'But I'm a runner! How do I strength-train?'

ASK A SWOLE WOMAN
This is the paid Sunday Ask A Swole Woman edition of She’s a Beast, a newsletter about being strong mentally/emotionally/physically.
The Question
Hi Casey! I came across your program, and I was very excited by the idea of a strength training program for someone who’s never done strength training before (extremely me). But here’s the problem: I’m a runner, I’ve been a runner for a long time, and I don’t want to give up running to become a full gym bro meathead. I love running! Please, how can I keep running but also get stronger? Am I allowed to do both? Can I do LIFTOFF only two days a week? Please help!
—Jen
The Answer
Since the time I developed a reputation for studying the iron arts, I can’t even count the number of times I’ve had variations on the following conversation:
“Casey, it’s so super freakin’ cool that you lift weights.

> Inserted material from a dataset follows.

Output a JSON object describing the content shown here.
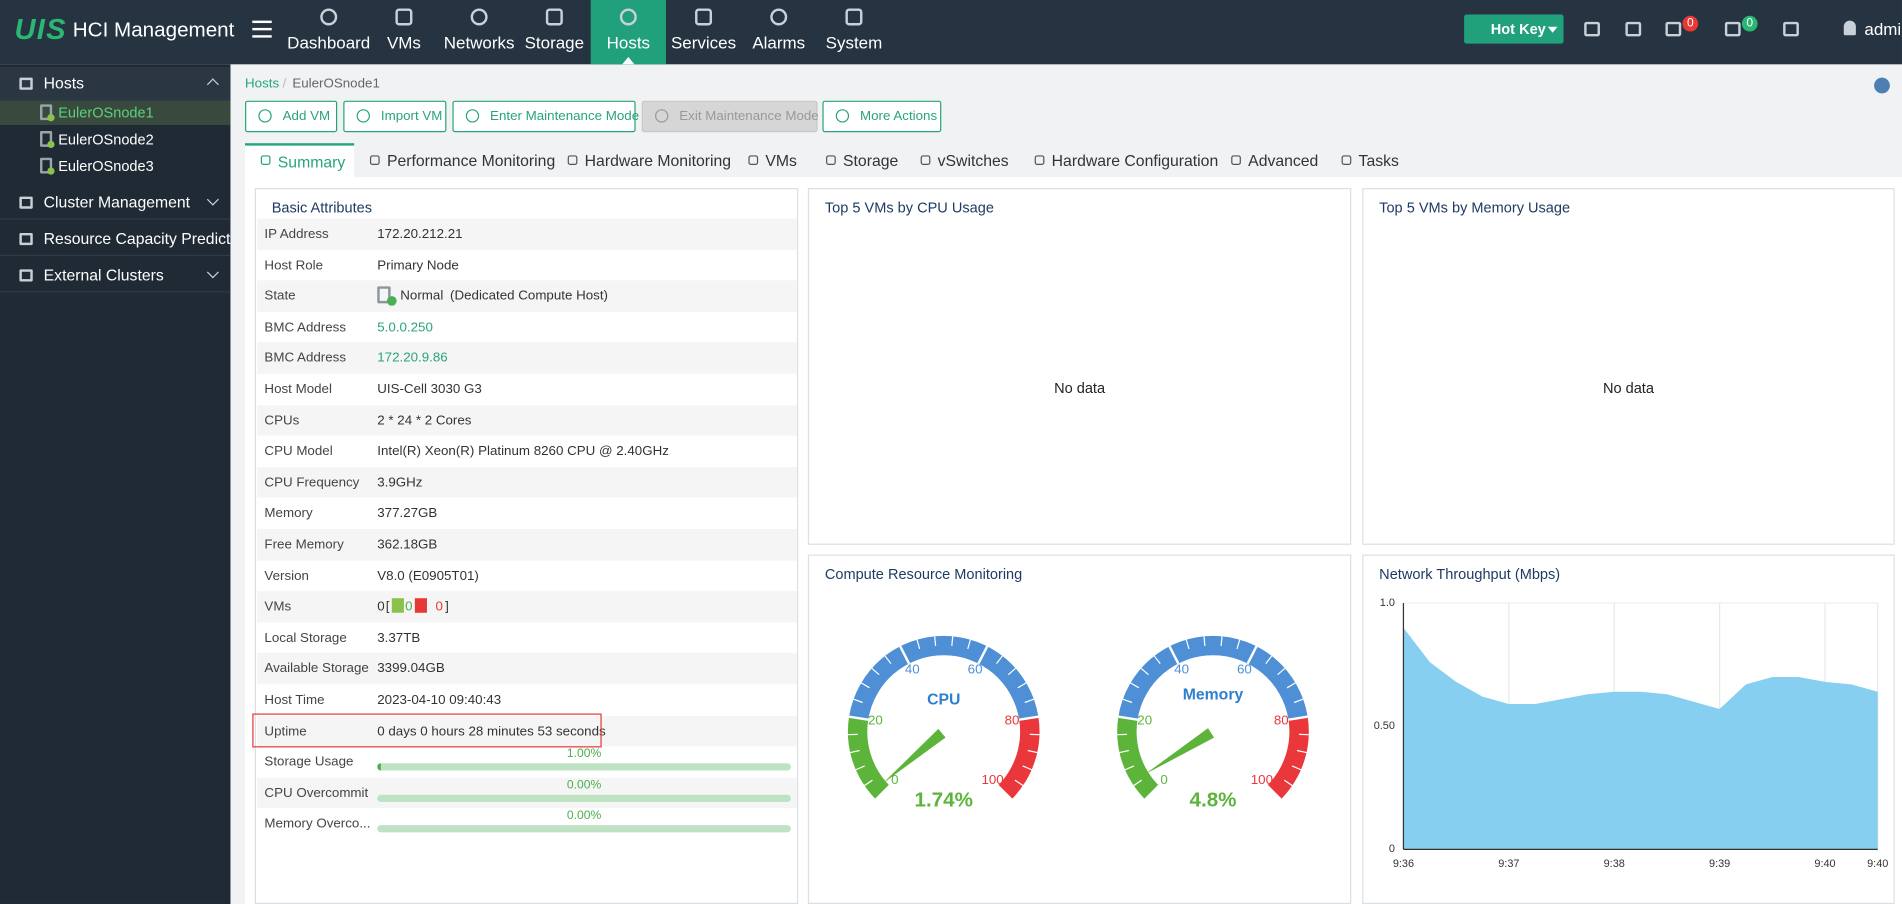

I wish I could do that; you might even say it’s a dream of mine. [Wistful sigh accompanied by gaze out the nearest window]”
“Interesting! Do you work out another way?”
“Yeah [hangs head, kicks dirt with the toe of their shoe]. I run. I run one hundred miles every day. And I know I should be doing some strength training. I know it! Don’t arrest me, haha!”
“I wasn’t—”
“But I just have to run, you know? It’s like if I don’t run—what am I doing? If I don’t run—who am I? If I run less than a hundred miles, but I know I can run a hundred miles—why do that to myself?”
“What if—”
“I want to lift weights. I really want to. I wish I knew what to do.”
“Well—”
But it’s like I’m doomed, you know? Cursed by my own cycle! But I love it! I wouldn’t do it if I didn’t love it, right?”
“I—”
“Right??? Ahh, hell—[ambles toward the nearest windowsill and leans against it, so a sun and/or moonbeam catches their upturned face]—Fate—She’s a cruel mistress! If only it were possible to course-correct my own destiny of running, running forever, running eternally and without end. I am a wretched Prometheus, who discovered the fire of running, but now has his liver eaten every day, by the accursed eagle of also running! If only there were another way…”
[I slowly back out of the room]
There is often a lot going on with runners. And I speak from experience, as a former runner with whom there was a lot going on. If I may paint with a broad brush, they often seem to be to be caught up in this torrid one-way relationship with a sport, nursing an obsession with how much it has come to rule their life, for better and worse. (And I say “runners,” but it seems to happen often with cardio writ large; I absolve no one, categorically! Whenever I say “runner” in here, consider it interchangeable with a similarly obsessive cyclist, swimmer, sculler, mountaineer, ninepin bowler, etc.)